The article goes on to describe a successful treatment for gout using Antiscorbutic Drops that also appeared in the 1788 London edition of chemist Francis Spilsbury’s Free Observations on the Scurvy, Gout, Diet, and Remedy (p. 22). Both items promote the use of chemical remedies, and the cancer treatment with which the entry begins is noteworthy for its use of the extremely toxic mercury chloride, a chemical compound that stands in notable contrast to the dock root and pokeweed root recommended by physicians Almon and Paine. The EMMR cancer remedies can thus be seen to replicate some of the tensions and contradictions of an eighteenth-century medical milieu in which the knowledge of English physicians was so often pitted over-against that of chemical and domestic healers. In this and other ways, the cancer remedies suggest that recipes are much more than the sum of their parts. In this case, the EMMR collection bears witness to the ongoing struggle of chemical medicine against the authority of learned physicians like Almon and Paine, whose recorded treatments sometimes relied on the work of herbal healers – especially natives and women – but whose knowledge the physicians often also disdained. Taken together, the EMMR cancer remedies suggest a migration of knowledge that did not simply reiterate the “how-to,” but encompassed many of the tensions and contradictions that are the hallmarks of early modern English medicine.
Works Cited
Almon, William James. Manuscript Notebook of Dr. William James Almon. Nova Scotia Archives. MG 1 / Microfilm Reel 10,045.
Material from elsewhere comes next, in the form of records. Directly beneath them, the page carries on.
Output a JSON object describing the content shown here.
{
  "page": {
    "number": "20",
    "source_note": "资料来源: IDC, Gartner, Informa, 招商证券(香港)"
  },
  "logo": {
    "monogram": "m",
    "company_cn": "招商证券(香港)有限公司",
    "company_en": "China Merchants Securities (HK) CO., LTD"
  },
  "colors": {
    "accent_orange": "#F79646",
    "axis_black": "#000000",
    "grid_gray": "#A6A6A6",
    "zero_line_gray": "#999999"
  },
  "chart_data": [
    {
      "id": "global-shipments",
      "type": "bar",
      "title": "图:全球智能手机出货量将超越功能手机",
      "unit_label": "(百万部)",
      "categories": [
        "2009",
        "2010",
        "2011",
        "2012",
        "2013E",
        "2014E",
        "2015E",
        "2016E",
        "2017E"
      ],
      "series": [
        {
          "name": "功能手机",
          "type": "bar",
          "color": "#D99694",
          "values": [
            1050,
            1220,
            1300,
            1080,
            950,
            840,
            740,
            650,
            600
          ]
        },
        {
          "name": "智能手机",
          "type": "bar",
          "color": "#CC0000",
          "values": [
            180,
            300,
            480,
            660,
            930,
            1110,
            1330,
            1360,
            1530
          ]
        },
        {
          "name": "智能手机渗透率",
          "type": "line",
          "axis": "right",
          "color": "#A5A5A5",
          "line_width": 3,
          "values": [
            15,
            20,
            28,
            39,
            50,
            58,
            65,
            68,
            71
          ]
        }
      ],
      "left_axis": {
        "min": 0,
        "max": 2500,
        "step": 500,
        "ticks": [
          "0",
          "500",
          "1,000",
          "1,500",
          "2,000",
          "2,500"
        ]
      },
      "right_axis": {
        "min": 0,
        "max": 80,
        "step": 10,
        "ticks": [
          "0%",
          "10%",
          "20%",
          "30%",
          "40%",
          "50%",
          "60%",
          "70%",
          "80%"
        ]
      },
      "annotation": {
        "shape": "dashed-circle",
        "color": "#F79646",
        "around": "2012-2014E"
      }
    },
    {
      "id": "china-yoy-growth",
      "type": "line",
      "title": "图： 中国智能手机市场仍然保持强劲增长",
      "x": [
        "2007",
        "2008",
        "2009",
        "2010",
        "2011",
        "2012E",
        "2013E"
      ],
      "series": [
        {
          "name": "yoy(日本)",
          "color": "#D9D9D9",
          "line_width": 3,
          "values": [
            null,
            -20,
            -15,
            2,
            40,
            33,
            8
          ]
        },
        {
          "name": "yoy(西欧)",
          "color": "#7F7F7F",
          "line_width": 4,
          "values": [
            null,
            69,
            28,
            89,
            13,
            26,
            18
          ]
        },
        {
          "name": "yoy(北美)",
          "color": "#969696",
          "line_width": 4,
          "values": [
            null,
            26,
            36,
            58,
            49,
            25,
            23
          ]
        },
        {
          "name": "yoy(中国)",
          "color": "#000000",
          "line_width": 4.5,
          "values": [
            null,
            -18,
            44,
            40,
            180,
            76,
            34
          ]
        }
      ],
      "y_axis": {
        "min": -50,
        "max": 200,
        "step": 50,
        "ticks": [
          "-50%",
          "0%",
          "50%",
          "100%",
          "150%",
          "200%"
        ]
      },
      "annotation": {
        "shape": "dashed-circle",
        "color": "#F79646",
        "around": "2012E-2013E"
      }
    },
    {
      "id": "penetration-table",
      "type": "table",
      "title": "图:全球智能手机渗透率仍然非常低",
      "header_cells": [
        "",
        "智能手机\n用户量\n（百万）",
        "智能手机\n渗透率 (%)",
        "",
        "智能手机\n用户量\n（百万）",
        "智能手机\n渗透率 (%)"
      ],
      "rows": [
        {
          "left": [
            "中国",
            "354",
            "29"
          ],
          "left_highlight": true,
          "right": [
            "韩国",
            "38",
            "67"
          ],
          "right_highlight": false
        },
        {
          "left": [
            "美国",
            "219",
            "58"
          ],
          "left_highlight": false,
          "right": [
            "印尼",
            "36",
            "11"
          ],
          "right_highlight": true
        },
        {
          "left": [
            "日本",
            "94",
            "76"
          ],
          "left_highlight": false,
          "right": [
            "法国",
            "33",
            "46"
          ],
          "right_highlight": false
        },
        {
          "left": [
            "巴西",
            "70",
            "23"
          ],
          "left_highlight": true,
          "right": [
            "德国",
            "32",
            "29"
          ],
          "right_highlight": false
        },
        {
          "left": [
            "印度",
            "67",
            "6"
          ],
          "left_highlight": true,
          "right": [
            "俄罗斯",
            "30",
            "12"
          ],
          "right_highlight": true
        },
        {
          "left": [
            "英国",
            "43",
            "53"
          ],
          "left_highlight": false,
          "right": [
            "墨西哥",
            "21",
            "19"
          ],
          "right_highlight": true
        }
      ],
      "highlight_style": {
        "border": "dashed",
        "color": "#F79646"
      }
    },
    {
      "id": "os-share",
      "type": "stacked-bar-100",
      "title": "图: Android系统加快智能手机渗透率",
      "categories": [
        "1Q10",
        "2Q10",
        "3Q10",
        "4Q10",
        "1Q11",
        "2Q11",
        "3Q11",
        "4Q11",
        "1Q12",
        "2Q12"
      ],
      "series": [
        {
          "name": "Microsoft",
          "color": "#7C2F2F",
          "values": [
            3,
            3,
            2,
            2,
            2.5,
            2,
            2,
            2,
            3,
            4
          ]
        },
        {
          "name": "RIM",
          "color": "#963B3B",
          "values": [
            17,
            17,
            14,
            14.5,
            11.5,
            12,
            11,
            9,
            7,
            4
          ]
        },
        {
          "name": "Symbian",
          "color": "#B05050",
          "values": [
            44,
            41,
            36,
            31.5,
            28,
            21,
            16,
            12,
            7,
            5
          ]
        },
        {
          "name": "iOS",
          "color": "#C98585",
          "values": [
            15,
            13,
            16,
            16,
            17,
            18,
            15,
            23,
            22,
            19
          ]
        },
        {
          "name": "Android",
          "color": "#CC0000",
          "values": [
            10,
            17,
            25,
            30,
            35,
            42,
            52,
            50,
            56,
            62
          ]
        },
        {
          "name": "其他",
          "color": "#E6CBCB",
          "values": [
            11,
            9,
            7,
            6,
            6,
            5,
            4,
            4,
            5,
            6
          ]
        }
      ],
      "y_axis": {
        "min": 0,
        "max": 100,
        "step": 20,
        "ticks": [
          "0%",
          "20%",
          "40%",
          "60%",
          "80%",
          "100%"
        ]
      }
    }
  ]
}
Mitich, Larry W. “Common Pokeweed.” Weed Technology, vol. 8, no. 4, 1994, pp. 887-890.
Nova Scotia Calender, or an Almanack […] by Metonicus, 1789. Nova Scotia Archives. AK.AY.N85M
Paine, William. William Paine Papers. University of New Brunswick Loyalist Collection. MIC-Loyalist FC LFR.P3W5P3.
Richardson, Josiah. The New England farrier, and Family physician. Exeter: J. Richardson, 1828.
Spilsbury, Francis. Free Observations on the Scurvy, Gout, Diet, and Remedy. London, 1788.
The Monthly Review, Or Literary Journal, vol. 78. London, 1788.